Less stressful environment helps prevent suicide risk

I agree that more can and should be done to extend care and counsel to suicidal individuals (More outreach needed to prevent suicides, by Mr Darren Chan Keng Leong; July 31).

An effective suicide prevention framework must not only respond to cases of individuals already in need, but also target the underlying trigger factors that drive individuals to contemplate suicide in the first place.

While the reasons for suicide can be numerous, we can draw a broad correlation between suicide risk and an individual's perceived quality of life.

In this respect, the cut-throat competition and individualism that underpin virtually all aspects of Singapore society - from the classroom to the corporate office - do no favours to the vulnerable.

Therefore, the best means of preventing suicide is arguably a paradigm shift in our collective values and priorities.

This would no doubt be extremely difficult to achieve, but it is possible, with coordinated effort.

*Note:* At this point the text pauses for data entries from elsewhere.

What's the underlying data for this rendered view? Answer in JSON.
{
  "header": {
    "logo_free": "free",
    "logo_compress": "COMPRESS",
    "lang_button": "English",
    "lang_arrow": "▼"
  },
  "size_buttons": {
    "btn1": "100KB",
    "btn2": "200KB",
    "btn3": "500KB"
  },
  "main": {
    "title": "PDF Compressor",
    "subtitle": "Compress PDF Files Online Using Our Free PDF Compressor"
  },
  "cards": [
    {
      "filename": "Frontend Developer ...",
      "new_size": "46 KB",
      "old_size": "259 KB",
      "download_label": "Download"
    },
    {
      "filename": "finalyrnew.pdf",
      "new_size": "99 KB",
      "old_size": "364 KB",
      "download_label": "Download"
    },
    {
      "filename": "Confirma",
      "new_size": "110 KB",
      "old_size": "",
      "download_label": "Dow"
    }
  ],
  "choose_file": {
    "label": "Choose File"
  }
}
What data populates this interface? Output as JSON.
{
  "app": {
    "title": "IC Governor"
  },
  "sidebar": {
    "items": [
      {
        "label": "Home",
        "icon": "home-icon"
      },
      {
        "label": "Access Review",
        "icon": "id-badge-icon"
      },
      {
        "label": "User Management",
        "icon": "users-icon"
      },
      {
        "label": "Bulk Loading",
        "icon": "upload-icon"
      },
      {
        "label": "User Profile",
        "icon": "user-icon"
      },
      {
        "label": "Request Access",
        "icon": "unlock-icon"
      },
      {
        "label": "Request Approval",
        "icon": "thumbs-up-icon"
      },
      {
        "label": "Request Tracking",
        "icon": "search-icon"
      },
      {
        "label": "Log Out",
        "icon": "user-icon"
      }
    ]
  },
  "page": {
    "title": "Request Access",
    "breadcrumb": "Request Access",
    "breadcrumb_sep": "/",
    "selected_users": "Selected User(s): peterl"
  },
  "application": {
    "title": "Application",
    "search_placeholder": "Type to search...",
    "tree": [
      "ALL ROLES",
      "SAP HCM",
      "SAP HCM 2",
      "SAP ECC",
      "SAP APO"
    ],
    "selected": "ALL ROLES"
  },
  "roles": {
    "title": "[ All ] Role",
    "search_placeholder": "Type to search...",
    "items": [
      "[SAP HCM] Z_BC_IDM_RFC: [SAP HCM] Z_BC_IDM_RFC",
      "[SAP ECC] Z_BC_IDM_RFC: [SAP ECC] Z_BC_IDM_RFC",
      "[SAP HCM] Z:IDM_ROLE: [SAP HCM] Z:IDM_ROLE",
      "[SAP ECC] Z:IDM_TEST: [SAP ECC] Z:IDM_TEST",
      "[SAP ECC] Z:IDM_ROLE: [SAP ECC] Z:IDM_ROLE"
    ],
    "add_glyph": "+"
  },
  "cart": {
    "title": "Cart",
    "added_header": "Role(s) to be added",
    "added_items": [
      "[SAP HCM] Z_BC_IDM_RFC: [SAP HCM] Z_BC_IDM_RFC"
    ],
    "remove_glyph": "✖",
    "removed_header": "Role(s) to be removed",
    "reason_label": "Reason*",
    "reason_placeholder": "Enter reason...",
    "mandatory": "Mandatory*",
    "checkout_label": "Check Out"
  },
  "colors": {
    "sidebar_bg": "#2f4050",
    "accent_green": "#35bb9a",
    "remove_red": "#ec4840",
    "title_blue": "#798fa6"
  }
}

The cut-throat competition and individualism that underpin virtually all aspects of Singapore society - from the classroom to the corporate office - do no favours to the vulnerable.

Removing the stigma associated with suicide and other mental health issues is contingent on public generosity and inclusiveness.

Stronger institutional support and public policy adjustments can help create a less stressful social environment.

The importance of the family unit cannot be discounted either. Genuine care and unconditional love from parents would go a long way towards easing the pressure experienced by youngsters, one of the groups most at risk.